White Paper

Certification By Mike Meranda, EPCglobal US

Written by Mike Meranda, President of EPCGlobal US

In my view, two of the most important milestones at this year's EPCglobal US 2005 Conference were the awarding of the first EPCglobal Hardware Certification Marks and the accreditation of four performance test centers. The announcements were among more than a dozen that end users, solution providers and EPCglobal Inc issued at this year's conference.

The announcement of the Certification Marks is an important milestone in the continuing build-out of the EPCglobal Network. It was just last December that the EPCglobal UHF Generation 2 Air Interface Protocol Standard was ratified.

As of this writing, there are seven manufacturers and ten products – nine readers and one chip – that have earned the EPCglobal Certification Mark. This means that those companies have submitted their products to MET Laboratories, a widely recognized, independent testing facility, which has certified that the products have been tested and will work according to the EPCglobal Gen 2 Standard.

It's important to note that, in the interest of preserving a fair and neutral testing environment, these products are not submitted to EPCglobal for approval.

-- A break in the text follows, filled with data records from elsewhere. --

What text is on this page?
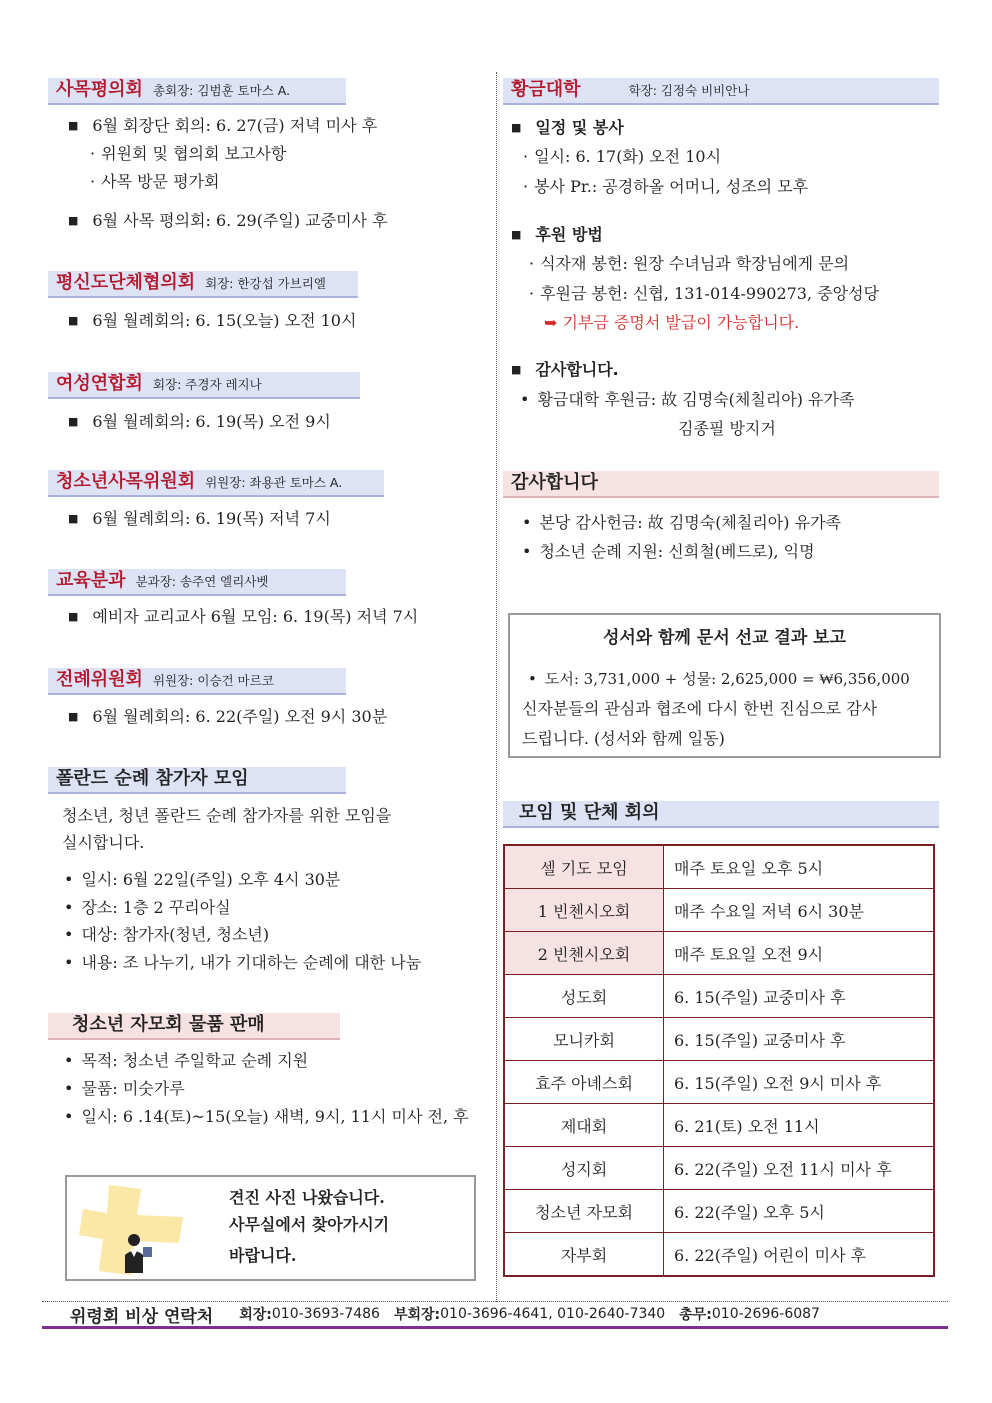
사목평의회 총회장: 김범훈 토마스 A.
■ 6월 회장단 회의: 6. 27(금) 저녁 미사 후
· 위원회 및 협의회 보고사항
· 사목 방문 평가회
■ 6월 사목 평의회: 6. 29(주일) 교중미사 후
평신도단체협의회 회장: 한강섭 가브리엘
■ 6월 월례회의: 6. 15(오늘) 오전 10시
여성연합회 회장: 주경자 레지나
■ 6월 월례회의: 6. 19(목) 오전 9시
청소년사목위원회 위원장: 좌용관 토마스 A.
■ 6월 월례회의: 6. 19(목) 저녁 7시
교육분과 분과장: 송주연 엘리사벳
■ 예비자 교리교사 6월 모임: 6. 19(목) 저녁 7시
전례위원회 위원장: 이승건 마르코
■ 6월 월례회의: 6. 22(주일) 오전 9시 30분
폴란드 순례 참가자 모임
청소년, 청년 폴란드 순례 참가자를 위한 모임을
실시합니다.
• 일시: 6월 22일(주일) 오후 4시 30분
• 장소: 1층 2 꾸리아실
• 대상: 참가자(청년, 청소년)
• 내용: 조 나누기, 내가 기대하는 순례에 대한 나눔
청소년 자모회 물품 판매
• 목적: 청소년 주일학교 순례 지원
• 물품: 미숫가루
• 일시: 6 .14(토)~15(오늘) 새벽, 9시, 11시 미사 전, 후
견진 사진 나왔습니다.
사무실에서 찾아가시기
바랍니다.
황금대학	학장: 김정숙 비비안나
■ 일정 및 봉사
· 일시: 6. 17(화) 오전 10시
· 봉사 Pr.: 공경하올 어머니, 성조의 모후
■ 후원 방법
· 식자재 봉헌: 원장 수녀님과 학장님에게 문의
· 후원금 봉헌: 신협, 131-014-990273, 중앙성당
➥ 기부금 증명서 발급이 가능합니다.
■ 감사합니다.
• 황금대학 후원금: 故 김명숙(체칠리아) 유가족
김종필 방지거
감사합니다
• 본당 감사헌금: 故 김명숙(체칠리아) 유가족
• 청소년 순례 지원: 신희철(베드로), 익명
성서와 함께 문서 선교 결과 보고
• 도서: 3,731,000 + 성물: 2,625,000 = ₩6,356,000
신자분들의 관심과 협조에 다시 한번 진심으로 감사
드립니다. (성서와 함께 일동)
모임 및 단체 회의
셀 기도 모임	매주 토요일 오후 5시
1 빈첸시오회	매주 수요일 저녁 6시 30분
2 빈첸시오회	매주 토요일 오전 9시
성도회	6. 15(주일) 교중미사 후
모니카회	6. 15(주일) 교중미사 후
효주 아녜스회	6. 15(주일) 오전 9시 미사 후
제대회	6. 21(토) 오전 11시
성지회	6. 22(주일) 오전 11시 미사 후
청소년 자모회	6. 22(주일) 오후 5시
자부회	6. 22(주일) 어린이 미사 후
위령회 비상 연락처 회장: 010-3693-7486 부회장: 010-3696-4641, 010-2640-7340 총무: 010-2696-6087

We fully expect this list of certified manufacturers and products to grow, as solution providers design and build to EPCglobal standards. These include standards on reader protocol, reader management, and tag data, each leading to a culminating event – the EPC Information Systems (EPCIS) standard that will form the final component of the EPCglobal Network. The community is diligently working on EPCIS and we expect to produce a ratified standard in 2006.

The EPCglobal Mark is a stylized EPCglobal logo that includes an 18-digit Global Service Relation Number (GSRN) unique to the product and the specific series of tests it passed. Companies that purchase EPCglobal-certified hardware can use the GSRN to learn more about the specific tests and the results achieved.

In addition to the hardware certification marks, EPCglobal Inc also announced that four facilities have earned EPCglobal Performance Test Center Accreditation Marks. The Marks indicate the sites – in Arkansas and Wisconsin in the U.S., and in Taiwan and Germany, as well – use a standard set of performance test profiles in testing the readability of end-user products that are tagged with the Electronic Product Code. Here are the accredited sites:

  • Pacific RFID Performance Solutions; Hsinchu, Taiwan
  • Kimberly-Clark Corp. Auto-ID Sensing Technologies Performance Test Center; Neenah, Wisconsin, USA
  • METRO Group /GS1 Germany RFID Test Center; Neuss, Germany
  • RFID Research Center, a unit of the Information Technology Research Institute, Sam M. Walton College of Business, University of Arkansas; Fayetteville, Ark., USA

The accreditation of those centers, as well as the increase of EPCglobal-certified manufacturers and products and continual standards maturation, is all great news for EPCglobal subscribers. That's because that's how the marketplace for EPC technologies will grow and one day support a robust, diverse, and dynamic Network serving multiple industries. The more certified products, the greater the downward pressure on prices and the easier it becomes to implement.

But in order for that growth to occur – for end-users to have the confidence needed to purchase the EPC solutions that will bring value to their internal processes and compliance with their customers' requests – standards aren't quite enough. There must also be a standardized way to bring trust to the equation. The EPCglobal Certification Mark will be that conduit of trust among participants in the EPCglobal Network.

This is how I see it: When we buy a light bulb, the UL trademark etched into it assures us that Underwriters Laboratories has already put that model through strenuous testing to ensure it does what it claims to do. Underwriters Laboratories tests the products of some 71,000 manufacturers each year, putting its mark of approval on more than 19 billion items in 2004. Its UL mark has become so ubiquitous, its absence would be more noticeable to us, perhaps, than its presence typically is.

Like the UL mark, the EPCglobal Certification Mark's presence on products will add another measure of assurance to end users that they can be confident the products will perform as promised. Soon we too will come to a time when, like the UL mark, end users will be more likely to notice the EPCglobal Mark's absence rather than its presence on the solutions that are purchased.

At this writing, Alien Technology, Applied Wireless Devices (AWiD), Impinj Inc., Intermec Technologies, MaxID Group, Symbol Technologies and ThingMagic have each produced products that have earned the Certification Mark, and we commend them for it. And as the build-out of the EPCglobal Network continues, their auspicious ranks will swell with others who know that the best way to build a lasting Network is to build it on trust.